昼過ぎからはツタヤで借りてきたジャン・コクトー監督の「オルフェ」を観る。去年観たアニメの中でも屈指の出来だったテクノライズという作品の終盤に何度か出てくる 「小鳥は指でさえずる」「鏡は思考力を増大させる」「一杯の水が世界を明るくする」等のラジオから流れ出るアナウンサーの謎めいた言葉が気になって仕方なくて 調べてみればこの映画が元ネタとの事で観る事にしたのだ。具体的な記憶力が皆無に等しい自分でも暗唱出来る位好きな言葉だ。
詩人オルフェウスの神話を下敷きにした物語で(日本にもある地獄から妻を連れ帰る途中で振り返ってはいけないのに云々という奴)売れっ子詩人でちょっと頭のネジが抜けているオルフェが美しい死神に魅入られて地獄と地上を行ったり来たり、巻き込まれた人々が翻弄されまくる物語(と書くともるで萌えアニメのようだ…)。話自体は単純なのだがコクトーの詩的な感覚をそのまま作品に持ち込んでいるので普通の映画のつもりで観ていると肩すかしを食らいそうだ。素晴らしく雰囲気映画。(そういやテクノライズも壮大でハイレベルな雰囲気アニメだったなー)幻想映画なので逆回し、白黒反転、別の映像をスクリーンに投影して撮影した合成など原始的な特殊効果が結構使われている。今からすれば非常にたわいもないレベルのものだが白黒映画のこういう素朴な作りの作品で出てくると不思議に違和感を感じない。却って想像力の働く余地があって後引く美しさを感じる。ちなみに作中でオルフェが女王の手袋を手に着けるシーンでの逆回し効果、The Chemical BrothersのBlock Rockin' BeatsのPVでクラブにいる黒人女性が手袋を嵌めるシーンがパクってますね?多分そう。あのシーンは唐突な逆回転で格好良いので印象に残っている。

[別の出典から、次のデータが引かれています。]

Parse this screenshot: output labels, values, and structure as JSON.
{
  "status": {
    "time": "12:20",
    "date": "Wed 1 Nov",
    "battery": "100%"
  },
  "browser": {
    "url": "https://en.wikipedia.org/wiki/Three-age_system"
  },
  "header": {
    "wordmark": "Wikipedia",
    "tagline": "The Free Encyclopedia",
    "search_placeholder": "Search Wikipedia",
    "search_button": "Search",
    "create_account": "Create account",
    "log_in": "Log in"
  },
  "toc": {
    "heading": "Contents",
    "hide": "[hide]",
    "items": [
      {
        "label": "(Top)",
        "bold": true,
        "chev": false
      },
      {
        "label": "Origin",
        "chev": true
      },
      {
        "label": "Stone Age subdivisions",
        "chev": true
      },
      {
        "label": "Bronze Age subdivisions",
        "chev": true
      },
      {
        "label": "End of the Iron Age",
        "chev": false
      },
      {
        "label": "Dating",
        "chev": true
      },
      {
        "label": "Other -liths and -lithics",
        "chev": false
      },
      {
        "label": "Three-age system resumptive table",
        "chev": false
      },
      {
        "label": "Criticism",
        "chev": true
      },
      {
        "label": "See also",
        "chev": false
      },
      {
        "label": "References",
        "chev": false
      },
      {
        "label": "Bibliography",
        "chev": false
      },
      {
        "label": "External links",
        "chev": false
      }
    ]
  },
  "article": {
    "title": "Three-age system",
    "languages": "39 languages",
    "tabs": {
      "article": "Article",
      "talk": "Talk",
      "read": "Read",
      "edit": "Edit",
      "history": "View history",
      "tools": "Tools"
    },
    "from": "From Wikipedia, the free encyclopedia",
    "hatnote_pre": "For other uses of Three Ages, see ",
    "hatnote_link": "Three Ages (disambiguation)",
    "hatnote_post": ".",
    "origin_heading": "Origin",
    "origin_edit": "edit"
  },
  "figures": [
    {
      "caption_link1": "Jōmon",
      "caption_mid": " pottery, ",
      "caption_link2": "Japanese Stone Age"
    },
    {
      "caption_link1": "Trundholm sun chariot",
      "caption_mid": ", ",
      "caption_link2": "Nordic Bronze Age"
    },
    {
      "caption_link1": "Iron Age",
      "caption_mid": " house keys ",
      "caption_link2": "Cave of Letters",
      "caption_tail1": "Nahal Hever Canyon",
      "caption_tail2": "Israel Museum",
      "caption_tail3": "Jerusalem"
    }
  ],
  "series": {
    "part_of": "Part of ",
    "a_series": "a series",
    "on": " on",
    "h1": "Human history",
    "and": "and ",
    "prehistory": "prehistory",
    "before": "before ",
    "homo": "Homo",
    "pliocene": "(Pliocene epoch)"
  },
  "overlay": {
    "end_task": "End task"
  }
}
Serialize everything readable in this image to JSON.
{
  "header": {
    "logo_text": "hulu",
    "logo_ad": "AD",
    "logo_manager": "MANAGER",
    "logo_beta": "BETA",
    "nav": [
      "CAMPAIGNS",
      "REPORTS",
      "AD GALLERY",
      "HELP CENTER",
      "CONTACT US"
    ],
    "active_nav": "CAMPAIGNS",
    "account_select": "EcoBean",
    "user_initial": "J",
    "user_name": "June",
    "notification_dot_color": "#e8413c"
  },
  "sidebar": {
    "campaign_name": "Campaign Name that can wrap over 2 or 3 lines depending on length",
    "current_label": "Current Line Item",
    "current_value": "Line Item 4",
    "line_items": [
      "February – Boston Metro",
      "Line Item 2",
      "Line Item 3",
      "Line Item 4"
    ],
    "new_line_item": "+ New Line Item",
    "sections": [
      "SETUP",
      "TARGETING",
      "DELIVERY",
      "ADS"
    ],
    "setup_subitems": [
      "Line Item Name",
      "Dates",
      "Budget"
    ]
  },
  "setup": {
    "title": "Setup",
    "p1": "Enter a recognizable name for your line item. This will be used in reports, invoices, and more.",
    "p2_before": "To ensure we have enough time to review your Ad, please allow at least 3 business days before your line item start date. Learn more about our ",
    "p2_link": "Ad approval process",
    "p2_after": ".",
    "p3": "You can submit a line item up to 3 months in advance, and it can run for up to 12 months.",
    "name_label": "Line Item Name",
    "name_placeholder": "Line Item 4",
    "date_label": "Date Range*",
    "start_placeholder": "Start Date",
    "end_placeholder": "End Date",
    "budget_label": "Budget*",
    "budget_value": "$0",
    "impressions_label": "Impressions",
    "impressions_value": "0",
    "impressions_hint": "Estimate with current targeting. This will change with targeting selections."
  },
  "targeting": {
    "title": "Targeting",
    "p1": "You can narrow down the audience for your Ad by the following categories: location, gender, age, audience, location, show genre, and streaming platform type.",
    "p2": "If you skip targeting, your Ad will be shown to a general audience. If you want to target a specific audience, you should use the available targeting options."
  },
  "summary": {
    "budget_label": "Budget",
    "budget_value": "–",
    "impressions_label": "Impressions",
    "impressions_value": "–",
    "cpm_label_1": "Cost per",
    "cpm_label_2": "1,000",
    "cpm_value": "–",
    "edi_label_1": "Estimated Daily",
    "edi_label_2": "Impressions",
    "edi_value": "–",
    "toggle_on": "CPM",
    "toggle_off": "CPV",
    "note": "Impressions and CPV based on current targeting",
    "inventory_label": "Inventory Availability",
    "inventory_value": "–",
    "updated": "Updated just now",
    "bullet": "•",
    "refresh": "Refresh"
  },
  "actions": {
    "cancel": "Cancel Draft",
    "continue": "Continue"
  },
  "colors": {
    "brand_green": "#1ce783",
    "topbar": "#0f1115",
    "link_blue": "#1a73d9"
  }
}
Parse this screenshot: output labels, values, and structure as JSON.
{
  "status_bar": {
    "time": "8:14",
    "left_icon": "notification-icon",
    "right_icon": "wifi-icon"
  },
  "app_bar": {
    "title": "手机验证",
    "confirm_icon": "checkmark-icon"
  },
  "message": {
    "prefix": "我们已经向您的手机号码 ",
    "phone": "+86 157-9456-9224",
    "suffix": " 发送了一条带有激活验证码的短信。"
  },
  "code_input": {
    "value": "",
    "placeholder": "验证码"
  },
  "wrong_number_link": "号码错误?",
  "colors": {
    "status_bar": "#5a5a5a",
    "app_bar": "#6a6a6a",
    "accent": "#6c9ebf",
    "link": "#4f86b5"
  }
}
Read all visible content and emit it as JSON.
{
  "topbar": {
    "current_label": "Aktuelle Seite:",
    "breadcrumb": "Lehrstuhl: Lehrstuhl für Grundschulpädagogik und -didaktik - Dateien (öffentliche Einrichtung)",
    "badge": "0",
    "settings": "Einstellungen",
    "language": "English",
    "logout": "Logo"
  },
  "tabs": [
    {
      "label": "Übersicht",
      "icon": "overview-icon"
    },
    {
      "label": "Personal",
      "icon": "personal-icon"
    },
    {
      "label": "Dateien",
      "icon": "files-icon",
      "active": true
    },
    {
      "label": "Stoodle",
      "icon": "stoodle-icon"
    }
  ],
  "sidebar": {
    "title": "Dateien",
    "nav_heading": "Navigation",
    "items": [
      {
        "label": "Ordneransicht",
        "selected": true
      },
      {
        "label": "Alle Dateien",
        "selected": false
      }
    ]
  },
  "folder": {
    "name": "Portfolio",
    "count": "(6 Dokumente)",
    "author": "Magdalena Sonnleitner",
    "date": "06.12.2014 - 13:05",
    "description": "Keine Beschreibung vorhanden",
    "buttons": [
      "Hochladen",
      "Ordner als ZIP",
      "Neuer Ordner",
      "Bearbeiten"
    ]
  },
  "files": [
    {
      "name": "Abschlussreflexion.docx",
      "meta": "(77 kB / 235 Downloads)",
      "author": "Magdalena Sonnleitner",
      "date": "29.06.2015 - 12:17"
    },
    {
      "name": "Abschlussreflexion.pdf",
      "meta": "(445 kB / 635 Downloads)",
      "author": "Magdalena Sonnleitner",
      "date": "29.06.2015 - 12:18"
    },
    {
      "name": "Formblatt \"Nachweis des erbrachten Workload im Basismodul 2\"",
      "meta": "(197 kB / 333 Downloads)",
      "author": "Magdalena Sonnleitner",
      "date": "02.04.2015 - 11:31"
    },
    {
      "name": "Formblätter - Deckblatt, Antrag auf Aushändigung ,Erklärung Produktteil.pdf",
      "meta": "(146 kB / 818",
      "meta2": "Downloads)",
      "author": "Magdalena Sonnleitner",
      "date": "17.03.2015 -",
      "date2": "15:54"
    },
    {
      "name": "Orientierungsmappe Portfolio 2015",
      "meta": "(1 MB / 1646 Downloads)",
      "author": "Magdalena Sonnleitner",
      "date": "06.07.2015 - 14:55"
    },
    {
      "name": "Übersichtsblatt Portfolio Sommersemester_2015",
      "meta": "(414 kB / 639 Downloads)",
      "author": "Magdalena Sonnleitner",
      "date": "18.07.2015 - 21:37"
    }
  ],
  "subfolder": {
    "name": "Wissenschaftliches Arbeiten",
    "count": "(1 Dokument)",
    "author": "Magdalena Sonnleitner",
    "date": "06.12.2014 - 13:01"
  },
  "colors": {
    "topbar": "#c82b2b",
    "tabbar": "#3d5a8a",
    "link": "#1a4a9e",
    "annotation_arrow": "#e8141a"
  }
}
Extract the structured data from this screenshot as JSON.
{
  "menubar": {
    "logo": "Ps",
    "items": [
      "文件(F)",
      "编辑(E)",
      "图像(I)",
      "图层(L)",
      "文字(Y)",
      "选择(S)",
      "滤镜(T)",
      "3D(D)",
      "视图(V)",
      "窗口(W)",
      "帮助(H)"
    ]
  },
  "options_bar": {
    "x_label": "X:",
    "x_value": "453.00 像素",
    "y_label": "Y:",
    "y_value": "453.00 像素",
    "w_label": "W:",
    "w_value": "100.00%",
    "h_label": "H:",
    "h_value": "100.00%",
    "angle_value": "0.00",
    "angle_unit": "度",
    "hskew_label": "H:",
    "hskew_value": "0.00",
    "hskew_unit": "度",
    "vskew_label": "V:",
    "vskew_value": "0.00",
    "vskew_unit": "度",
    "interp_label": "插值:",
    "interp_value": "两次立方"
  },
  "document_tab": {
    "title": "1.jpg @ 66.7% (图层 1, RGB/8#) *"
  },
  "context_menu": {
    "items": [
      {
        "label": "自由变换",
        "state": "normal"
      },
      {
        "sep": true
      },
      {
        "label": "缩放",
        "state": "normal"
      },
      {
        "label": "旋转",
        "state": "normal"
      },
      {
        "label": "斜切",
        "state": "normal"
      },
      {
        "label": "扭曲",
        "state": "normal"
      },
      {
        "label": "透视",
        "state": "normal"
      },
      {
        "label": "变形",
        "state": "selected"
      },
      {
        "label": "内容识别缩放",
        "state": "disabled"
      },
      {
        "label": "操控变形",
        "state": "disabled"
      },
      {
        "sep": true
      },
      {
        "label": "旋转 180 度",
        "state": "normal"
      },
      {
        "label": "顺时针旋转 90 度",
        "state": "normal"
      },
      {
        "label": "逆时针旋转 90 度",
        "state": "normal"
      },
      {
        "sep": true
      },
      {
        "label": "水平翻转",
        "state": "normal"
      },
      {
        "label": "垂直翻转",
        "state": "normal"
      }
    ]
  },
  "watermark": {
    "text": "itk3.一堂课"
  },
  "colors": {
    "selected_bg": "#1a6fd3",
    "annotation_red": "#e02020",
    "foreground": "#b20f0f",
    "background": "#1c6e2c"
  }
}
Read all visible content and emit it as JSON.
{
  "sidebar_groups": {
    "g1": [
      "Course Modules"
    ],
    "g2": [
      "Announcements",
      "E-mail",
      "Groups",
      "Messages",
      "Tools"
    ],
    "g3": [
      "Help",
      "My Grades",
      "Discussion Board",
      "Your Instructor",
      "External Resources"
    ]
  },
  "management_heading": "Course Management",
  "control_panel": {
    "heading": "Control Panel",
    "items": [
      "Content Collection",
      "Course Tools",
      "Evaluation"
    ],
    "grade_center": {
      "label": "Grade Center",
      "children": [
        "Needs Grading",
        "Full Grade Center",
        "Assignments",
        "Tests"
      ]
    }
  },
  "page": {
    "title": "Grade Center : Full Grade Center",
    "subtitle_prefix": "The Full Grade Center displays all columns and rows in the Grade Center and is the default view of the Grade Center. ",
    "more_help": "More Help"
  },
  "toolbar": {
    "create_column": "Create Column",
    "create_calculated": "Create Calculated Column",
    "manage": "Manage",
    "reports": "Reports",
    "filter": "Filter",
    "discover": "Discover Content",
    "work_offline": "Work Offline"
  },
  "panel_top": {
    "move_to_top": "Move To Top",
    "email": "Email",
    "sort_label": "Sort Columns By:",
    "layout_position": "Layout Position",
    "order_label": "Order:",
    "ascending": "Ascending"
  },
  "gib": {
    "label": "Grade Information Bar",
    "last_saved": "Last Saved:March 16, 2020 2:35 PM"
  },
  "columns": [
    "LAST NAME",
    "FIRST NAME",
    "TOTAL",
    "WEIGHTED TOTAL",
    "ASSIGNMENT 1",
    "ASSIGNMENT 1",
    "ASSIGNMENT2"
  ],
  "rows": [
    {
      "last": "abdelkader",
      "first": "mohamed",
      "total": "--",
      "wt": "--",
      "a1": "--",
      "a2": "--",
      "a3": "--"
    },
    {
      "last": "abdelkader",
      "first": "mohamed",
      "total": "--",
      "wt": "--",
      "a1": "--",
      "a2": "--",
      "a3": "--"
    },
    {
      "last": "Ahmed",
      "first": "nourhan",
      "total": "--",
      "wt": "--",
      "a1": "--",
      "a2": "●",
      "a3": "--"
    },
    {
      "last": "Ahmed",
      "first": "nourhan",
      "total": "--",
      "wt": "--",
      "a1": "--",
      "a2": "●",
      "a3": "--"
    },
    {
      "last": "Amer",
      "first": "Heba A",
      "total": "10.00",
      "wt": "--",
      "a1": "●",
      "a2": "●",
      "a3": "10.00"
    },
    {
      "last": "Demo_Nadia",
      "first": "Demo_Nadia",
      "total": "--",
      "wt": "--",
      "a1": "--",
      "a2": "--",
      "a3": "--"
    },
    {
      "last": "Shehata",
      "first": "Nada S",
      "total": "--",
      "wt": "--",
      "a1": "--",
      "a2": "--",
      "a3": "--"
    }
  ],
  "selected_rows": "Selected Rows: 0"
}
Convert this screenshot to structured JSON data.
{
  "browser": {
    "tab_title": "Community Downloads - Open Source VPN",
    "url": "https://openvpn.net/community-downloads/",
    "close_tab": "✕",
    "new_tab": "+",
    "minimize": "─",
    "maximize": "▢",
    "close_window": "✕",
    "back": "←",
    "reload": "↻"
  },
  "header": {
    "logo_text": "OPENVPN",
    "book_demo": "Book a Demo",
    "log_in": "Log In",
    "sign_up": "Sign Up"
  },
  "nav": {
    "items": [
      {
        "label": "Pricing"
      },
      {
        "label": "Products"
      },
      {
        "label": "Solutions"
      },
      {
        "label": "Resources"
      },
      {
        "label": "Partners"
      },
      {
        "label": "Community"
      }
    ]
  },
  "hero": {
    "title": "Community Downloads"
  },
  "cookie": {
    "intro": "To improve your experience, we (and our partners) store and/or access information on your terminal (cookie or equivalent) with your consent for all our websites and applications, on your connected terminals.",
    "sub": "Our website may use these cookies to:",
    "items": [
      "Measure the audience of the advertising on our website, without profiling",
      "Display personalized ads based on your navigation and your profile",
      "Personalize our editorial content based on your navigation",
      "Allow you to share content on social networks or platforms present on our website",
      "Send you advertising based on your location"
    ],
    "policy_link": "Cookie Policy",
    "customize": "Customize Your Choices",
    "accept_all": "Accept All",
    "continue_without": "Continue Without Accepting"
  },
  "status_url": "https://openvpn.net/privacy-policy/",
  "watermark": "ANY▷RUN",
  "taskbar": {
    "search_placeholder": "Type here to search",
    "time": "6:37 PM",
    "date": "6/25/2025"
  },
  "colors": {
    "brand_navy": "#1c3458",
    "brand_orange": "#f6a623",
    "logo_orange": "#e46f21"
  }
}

テクノライズに使われていた前出のラジオから流れる言葉はそのまんま、死神の車のラジオから流れる詩句だったようで作中のオルフェもすっかり魅了されていた。あれは本当に素晴らしい。フランス語で抑揚乏しく繰り返されるあの寒々しい魅力はテクノライズ中で日本語になっても遜色ない物だという事が確認できて意外な発見だ。いやーどっちもいいよ。